Eine typische Situation: Mystère wird zu ihrem Zuhälter Mink geordert, da sie sich bei ihm mit der Miete im Rückstand befindet. Mystère verscheucht zunächst einmal ein kleines, neben Mink sitzendes Nuttchen. Dann sagt sie ihrem Boss kackfrech, Miete würde sie aus Prinzip nicht zahlen. Aber dafür bietet sie ihm das besondere Privileg eines einzigen kostenlosen Ficks pro Monat an. Und er wisse schließlich, dass sie die Beste sei. Daraufhin weist Mink Mystère darauf hin, dass sie bei solchen Sprüchen aufpassen solle, dass er ihr schönes Gesicht nicht verunstalte. Dazu wiederum ganz locker Mystère: "Oh, ich liebe solche Geschichten - aber nur Abends vor dem Schlafengehen!" Schließlich einigt man sich auf zwei Freificks pro Monat und die Sache ist geritzt! - Und so geht das die ganze Zeit! Einfach unglaublich!

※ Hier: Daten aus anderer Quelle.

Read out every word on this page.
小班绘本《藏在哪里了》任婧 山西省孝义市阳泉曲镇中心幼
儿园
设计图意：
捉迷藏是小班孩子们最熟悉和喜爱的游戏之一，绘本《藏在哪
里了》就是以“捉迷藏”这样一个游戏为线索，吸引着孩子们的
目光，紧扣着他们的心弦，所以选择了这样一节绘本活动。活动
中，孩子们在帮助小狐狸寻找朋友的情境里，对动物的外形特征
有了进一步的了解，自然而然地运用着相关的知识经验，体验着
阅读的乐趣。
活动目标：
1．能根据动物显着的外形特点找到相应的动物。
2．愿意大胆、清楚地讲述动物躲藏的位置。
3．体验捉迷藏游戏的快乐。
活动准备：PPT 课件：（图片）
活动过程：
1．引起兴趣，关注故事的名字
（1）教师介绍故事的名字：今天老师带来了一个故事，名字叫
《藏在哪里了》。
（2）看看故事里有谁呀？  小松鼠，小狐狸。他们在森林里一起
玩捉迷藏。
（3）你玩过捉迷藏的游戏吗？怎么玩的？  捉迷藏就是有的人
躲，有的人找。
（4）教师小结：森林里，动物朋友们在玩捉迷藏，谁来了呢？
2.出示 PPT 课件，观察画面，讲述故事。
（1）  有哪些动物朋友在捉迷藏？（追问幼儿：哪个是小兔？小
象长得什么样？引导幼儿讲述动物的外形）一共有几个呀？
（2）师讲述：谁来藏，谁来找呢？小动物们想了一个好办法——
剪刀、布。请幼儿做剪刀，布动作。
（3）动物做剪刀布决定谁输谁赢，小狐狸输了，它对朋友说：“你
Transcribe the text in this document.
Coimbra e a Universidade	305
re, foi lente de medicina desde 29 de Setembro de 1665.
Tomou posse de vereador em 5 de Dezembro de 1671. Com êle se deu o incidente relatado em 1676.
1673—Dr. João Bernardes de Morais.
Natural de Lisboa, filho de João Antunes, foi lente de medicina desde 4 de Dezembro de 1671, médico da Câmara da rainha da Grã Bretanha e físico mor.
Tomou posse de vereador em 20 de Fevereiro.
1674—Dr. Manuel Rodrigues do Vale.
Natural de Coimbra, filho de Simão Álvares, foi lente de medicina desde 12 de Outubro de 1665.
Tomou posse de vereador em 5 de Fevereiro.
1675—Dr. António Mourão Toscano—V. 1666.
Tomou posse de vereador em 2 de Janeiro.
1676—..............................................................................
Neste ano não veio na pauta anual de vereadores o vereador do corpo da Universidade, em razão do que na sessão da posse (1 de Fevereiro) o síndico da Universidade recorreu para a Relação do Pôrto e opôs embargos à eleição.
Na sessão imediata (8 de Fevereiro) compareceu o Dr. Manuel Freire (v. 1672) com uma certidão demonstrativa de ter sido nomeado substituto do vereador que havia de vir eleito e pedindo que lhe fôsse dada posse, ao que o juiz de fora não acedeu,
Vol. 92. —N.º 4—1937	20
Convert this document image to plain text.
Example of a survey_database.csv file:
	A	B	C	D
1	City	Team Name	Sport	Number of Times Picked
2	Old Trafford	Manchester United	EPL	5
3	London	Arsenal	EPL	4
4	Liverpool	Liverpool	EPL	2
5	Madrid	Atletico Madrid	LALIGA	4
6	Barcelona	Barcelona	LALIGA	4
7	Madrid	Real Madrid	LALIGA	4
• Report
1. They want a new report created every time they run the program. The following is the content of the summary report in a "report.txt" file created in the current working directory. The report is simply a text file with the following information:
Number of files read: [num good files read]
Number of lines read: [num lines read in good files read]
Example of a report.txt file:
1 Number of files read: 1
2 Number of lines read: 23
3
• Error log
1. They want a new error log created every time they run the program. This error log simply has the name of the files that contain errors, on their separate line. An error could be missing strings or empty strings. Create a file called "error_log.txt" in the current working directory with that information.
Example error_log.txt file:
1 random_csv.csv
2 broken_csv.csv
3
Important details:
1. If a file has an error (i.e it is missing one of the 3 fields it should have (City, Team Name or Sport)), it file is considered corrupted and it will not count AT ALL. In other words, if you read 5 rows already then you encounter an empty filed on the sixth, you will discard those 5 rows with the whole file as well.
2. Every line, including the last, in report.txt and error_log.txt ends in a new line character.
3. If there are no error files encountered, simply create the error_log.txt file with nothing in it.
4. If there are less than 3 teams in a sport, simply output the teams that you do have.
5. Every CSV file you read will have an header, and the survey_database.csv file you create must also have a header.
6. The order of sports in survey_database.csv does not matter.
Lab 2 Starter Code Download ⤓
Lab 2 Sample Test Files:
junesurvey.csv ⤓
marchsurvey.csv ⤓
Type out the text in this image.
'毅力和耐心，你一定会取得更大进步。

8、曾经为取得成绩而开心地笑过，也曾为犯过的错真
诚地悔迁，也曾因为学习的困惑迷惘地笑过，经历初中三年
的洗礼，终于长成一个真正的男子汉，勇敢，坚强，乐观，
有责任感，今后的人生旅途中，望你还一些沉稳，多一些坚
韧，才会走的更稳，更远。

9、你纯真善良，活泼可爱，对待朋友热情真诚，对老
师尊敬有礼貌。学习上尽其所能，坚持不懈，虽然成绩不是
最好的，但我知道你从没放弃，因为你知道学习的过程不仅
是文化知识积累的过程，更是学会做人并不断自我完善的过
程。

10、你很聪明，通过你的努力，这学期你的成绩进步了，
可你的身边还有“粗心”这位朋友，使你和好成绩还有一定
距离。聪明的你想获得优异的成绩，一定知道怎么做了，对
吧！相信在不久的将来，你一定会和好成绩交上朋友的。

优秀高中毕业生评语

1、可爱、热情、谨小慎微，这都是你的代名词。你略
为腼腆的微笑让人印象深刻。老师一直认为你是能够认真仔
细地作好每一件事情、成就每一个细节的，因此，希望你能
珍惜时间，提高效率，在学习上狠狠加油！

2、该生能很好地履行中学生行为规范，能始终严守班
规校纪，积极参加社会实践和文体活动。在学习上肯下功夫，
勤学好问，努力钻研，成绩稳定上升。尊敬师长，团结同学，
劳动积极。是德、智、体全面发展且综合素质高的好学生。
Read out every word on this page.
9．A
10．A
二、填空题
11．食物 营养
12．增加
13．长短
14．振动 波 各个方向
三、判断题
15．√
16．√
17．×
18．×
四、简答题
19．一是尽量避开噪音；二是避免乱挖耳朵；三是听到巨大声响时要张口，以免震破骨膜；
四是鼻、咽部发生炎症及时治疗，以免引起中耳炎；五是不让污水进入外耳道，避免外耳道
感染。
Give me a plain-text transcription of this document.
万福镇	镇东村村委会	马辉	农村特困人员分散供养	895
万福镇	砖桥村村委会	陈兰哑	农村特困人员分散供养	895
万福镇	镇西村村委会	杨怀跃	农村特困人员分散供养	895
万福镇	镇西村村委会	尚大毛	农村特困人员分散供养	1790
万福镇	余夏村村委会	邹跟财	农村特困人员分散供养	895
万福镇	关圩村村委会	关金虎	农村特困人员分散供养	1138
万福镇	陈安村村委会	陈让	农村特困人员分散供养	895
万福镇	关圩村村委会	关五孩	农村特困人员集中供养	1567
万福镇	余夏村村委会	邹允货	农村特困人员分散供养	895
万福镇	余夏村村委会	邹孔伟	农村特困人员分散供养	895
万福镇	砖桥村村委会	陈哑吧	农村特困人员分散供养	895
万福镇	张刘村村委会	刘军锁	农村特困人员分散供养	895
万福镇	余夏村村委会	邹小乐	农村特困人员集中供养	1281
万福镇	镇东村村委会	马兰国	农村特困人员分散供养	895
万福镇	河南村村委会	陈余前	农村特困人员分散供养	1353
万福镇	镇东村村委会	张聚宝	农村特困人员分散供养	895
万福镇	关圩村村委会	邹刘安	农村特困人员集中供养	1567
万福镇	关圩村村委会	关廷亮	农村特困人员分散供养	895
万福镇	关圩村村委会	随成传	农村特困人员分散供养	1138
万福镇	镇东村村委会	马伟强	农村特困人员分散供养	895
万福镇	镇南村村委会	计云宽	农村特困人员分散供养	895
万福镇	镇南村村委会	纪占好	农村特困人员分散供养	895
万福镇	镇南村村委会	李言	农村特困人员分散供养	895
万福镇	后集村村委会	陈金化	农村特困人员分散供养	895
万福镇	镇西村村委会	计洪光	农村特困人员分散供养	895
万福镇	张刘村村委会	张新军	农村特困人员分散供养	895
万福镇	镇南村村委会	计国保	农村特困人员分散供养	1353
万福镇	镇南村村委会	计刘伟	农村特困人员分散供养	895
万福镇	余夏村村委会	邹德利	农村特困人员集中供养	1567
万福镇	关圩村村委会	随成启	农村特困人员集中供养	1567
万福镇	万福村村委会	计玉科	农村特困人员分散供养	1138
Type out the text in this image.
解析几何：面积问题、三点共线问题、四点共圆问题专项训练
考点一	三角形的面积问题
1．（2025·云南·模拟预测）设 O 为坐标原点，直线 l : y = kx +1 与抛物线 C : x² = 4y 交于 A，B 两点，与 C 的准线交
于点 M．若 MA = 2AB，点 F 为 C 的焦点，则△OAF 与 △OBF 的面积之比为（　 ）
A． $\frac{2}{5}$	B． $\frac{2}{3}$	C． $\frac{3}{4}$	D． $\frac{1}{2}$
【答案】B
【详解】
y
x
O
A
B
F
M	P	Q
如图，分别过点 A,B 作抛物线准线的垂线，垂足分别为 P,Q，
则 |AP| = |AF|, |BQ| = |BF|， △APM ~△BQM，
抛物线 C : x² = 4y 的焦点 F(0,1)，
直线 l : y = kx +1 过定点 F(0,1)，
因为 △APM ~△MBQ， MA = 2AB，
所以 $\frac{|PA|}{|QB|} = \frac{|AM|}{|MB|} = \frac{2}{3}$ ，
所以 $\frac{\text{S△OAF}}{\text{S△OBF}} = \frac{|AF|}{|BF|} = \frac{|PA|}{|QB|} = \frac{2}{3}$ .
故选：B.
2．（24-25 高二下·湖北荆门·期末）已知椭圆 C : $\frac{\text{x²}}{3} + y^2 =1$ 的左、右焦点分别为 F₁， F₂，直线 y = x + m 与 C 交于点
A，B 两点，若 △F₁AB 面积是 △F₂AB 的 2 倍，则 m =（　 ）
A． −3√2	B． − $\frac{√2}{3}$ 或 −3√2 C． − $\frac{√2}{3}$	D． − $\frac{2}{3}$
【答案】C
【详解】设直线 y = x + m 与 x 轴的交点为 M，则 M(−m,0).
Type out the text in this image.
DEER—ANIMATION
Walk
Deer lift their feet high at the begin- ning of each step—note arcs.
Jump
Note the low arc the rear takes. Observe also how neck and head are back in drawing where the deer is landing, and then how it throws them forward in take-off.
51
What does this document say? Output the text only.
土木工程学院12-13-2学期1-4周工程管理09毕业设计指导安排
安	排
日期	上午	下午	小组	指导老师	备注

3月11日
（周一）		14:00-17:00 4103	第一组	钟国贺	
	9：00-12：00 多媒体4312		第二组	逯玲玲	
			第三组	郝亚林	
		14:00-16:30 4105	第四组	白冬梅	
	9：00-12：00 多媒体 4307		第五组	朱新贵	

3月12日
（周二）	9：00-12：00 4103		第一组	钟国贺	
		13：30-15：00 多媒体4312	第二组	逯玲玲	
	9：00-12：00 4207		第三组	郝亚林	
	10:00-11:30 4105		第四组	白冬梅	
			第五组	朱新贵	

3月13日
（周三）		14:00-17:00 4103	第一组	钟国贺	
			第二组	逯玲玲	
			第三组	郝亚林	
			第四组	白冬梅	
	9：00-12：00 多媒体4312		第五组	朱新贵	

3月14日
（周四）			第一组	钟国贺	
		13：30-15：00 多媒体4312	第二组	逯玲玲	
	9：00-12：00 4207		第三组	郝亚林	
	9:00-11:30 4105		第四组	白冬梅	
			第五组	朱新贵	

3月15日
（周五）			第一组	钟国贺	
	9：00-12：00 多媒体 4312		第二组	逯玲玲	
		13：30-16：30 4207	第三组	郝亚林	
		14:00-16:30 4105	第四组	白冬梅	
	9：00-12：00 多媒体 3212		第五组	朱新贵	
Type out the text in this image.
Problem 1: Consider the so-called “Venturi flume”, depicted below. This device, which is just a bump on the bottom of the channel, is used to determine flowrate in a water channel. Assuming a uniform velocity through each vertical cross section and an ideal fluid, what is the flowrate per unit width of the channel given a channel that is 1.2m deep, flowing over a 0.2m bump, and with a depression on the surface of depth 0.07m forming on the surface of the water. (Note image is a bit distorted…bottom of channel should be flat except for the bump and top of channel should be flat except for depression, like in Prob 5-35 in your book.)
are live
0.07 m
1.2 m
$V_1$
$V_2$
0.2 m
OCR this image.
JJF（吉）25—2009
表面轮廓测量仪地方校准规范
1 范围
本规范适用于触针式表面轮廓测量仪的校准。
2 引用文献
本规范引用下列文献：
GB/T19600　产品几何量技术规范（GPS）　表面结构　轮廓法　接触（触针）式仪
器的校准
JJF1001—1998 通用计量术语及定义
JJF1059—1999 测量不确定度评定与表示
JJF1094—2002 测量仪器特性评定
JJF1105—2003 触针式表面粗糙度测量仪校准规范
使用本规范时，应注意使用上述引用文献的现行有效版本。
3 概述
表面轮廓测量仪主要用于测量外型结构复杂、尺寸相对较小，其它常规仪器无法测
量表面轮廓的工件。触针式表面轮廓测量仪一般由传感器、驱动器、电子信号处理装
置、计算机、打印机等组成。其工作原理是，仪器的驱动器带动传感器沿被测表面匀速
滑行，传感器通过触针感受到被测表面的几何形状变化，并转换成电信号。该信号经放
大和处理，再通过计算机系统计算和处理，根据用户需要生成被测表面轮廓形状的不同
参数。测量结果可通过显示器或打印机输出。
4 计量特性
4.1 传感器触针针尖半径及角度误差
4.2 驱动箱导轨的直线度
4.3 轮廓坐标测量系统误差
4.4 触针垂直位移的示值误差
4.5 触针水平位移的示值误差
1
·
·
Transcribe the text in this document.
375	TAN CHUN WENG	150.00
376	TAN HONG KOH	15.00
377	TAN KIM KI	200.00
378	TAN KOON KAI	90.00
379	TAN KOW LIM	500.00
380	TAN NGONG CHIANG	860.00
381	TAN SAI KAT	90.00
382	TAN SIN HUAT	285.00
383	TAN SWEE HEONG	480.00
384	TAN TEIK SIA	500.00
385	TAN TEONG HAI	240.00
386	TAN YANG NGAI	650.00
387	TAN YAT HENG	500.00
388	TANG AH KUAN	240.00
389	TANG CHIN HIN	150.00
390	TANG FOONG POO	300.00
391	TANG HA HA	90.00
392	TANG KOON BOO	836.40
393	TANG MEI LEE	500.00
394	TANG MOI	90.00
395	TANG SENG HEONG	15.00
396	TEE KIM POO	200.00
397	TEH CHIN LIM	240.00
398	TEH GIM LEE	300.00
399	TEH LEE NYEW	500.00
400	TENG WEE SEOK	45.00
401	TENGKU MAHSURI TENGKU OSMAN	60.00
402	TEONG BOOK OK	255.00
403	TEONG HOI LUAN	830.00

Zum Thema Style: MYSTERE ist zwar kein optischer Leckerbissen alter Schule, aber äußerst solide inszeniert und gut fotografiert ist er allemal. Auch die Musik ist kein Killerscore, der sich einem bereits nach nach dem einmaligem Anhören wochenlang ins Hirn brennt. Es ist auch gar kein echter Giallo-Soundtrack, sondern ein leichter jazzy & funky Score, der aber so richtig Laune macht. Und die Musik passt sehr gut zu diesem Film. Denn MYSTERE ist sowieso mehr ein leichtfüssiger Krimi, als ein abgründiges Murder-Mystery, auch wenn der Titel vielleicht zunächst anderes vermuten lässt. In der Summe ergibt das alles ein sehr unterhaltsames, cooles Filmchen, das man einfach liebhaben muss!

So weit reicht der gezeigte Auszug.